Whatever, having it is better than having nothing. But still, if you want to send me encrypted emails, see about page on this blog and using keys there, or make sure you are doing DNSSEC check at localhost…

Now lab to 6.5

After altering some files in gitlab, the upgrade process becomes not an easy and happy job. Every new version comes out, dozens of files need to merge manually in order to upgrade gitlab successfully. So, after hours of mental struggle, I finally decide to upgrade it. The process is not as terrible as I thought it would be. But still, DOZENS of files to edit……

And now the update process has been finished. All things seem to be good. If anything went south, please email me~

SQL’s not end

Today, in a distributed cloud environment, there is no good DB that can have both ACID and SQL support, at the same time keep the performance scale. So, there is NoSQL.

NoSQL means Not Only SQL. It does not means NO SQL. MongoDB-like applications have set up a bad example for its followers. A NoSQL DBMS might not use SQL as its base query language, but it at least should support SQL as a higher layer query language, just like what FoundationDB tries to do. Of course, the problem is ACID with the flexibility of SQL language, which is a rather difficult problem for a sharding DB, who becomes more and more common since cloud computing is conquering the server world. SQL language itself is not difficult to carry out, ACID with the ability to support complex SQL is.

But ACID is a must-have feature in many apps, not only bankers needs ACID, all app developer who wants to make a robust app must have transaction as one of their basic tools. No one can accept an app if it only acts normally when the user is lucky. Those who want to throw away ACID will only find they are implementing their own ACID solutions later.

There are many ways to overcome ACID implement problem. In the cloud, locking is an unacceptable way, unless there is some way to lock and sync at a very small, accurate level, which is not an easy job for 100+ sharding servers. Log and check(MVCC) is another way, which is easier than locks, and implemented in many DB solutions.
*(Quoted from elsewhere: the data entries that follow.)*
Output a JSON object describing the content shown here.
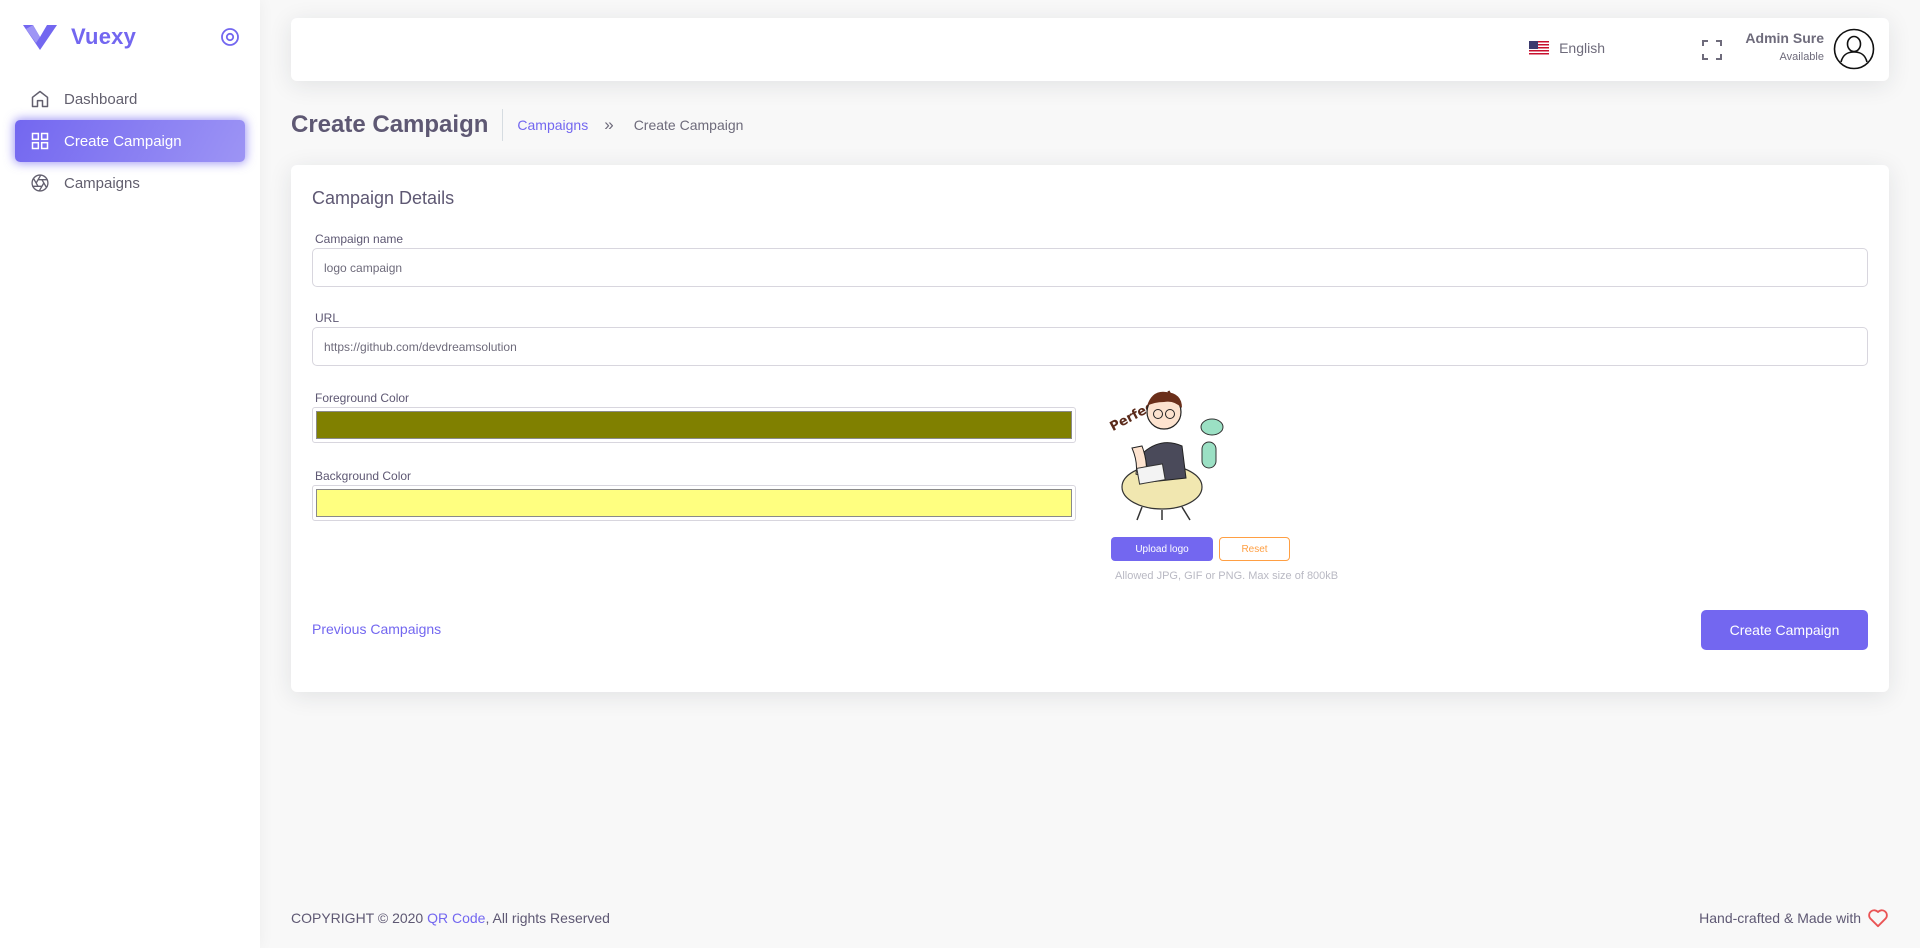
{
  "app": {
    "brand": "Vuexy"
  },
  "sidebar": {
    "items": [
      {
        "label": "Dashboard",
        "icon": "home-icon",
        "active": false
      },
      {
        "label": "Create Campaign",
        "icon": "grid-icon",
        "active": true
      },
      {
        "label": "Campaigns",
        "icon": "aperture-icon",
        "active": false
      }
    ]
  },
  "navbar": {
    "language": "English",
    "user_name": "Admin Sure",
    "user_status": "Available"
  },
  "header": {
    "title": "Create Campaign",
    "breadcrumb_link": "Campaigns",
    "breadcrumb_sep": "»",
    "breadcrumb_current": "Create Campaign"
  },
  "form": {
    "card_title": "Campaign Details",
    "name_label": "Campaign name",
    "name_value": "logo campaign",
    "url_label": "URL",
    "url_value": "https://github.com/devdreamsolution",
    "fg_label": "Foreground Color",
    "fg_color": "#808000",
    "bg_label": "Background Color",
    "bg_color": "#ffff80",
    "logo_caption": "Perfect!!!",
    "upload_label": "Upload logo",
    "reset_label": "Reset",
    "upload_hint": "Allowed JPG, GIF or PNG. Max size of 800kB",
    "prev_link": "Previous Campaigns",
    "submit_label": "Create Campaign"
  },
  "footer": {
    "copyright_prefix": "COPYRIGHT © 2020 ",
    "brand": "QR Code",
    "copyright_suffix": ", All rights Reserved",
    "made_with": "Hand-crafted & Made with"
  },
  "colors": {
    "primary": "#7367f0",
    "warning": "#ff9f43",
    "danger": "#ea5455"
  }
}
If ACID is possible in a cloud, SQL will be, too. But it may exist as a layer on an ACID system based on some simpler API. Whatever, SQL will not be ended by NoSQL and cloud, it will still be used in many places for whoever wants to keep data update easy(or even possible). Maybe one day there will be only copied and not reference in DB world, but I think the day has not come yet.

DoS defense

Now, this site is free from small DoS attack. I use iptables, evasive, and some other techs to protect this site. Iptables will kill most DoS links after it reached some condition. I think any DoS attacker with only one IP can’t flood my site now. Cheers!

New server for new app

Well, a new Linode server with LUKS has been build to support this website and a branch of new applications. Build a LUKS encrypted system on a VPS is an exciting experience. However, sometimes, it seems stupid to do so. Since an admin who records every keystroke will easily record the password for LUKS. But my password is not for Linode, but for its hardware maintainer. I do not think Linode will record custom’s keystroke in their Lish console, at least not publicly. If they record it privately, it will only be available to a little part of their organization. So that if a disgraceful programmer wanted to record every file created in all Linode systems, he/she would not get my password to do it, though I’m not sure.

Of course, everyone who wants to get the LUKS key can do it by analyzing the memory. But it needs time and attention. So, hopefully, if people can put very sensitive like customers’ credit card numbers on Linode server without any encrypt, perhaps I can put my diary on it too.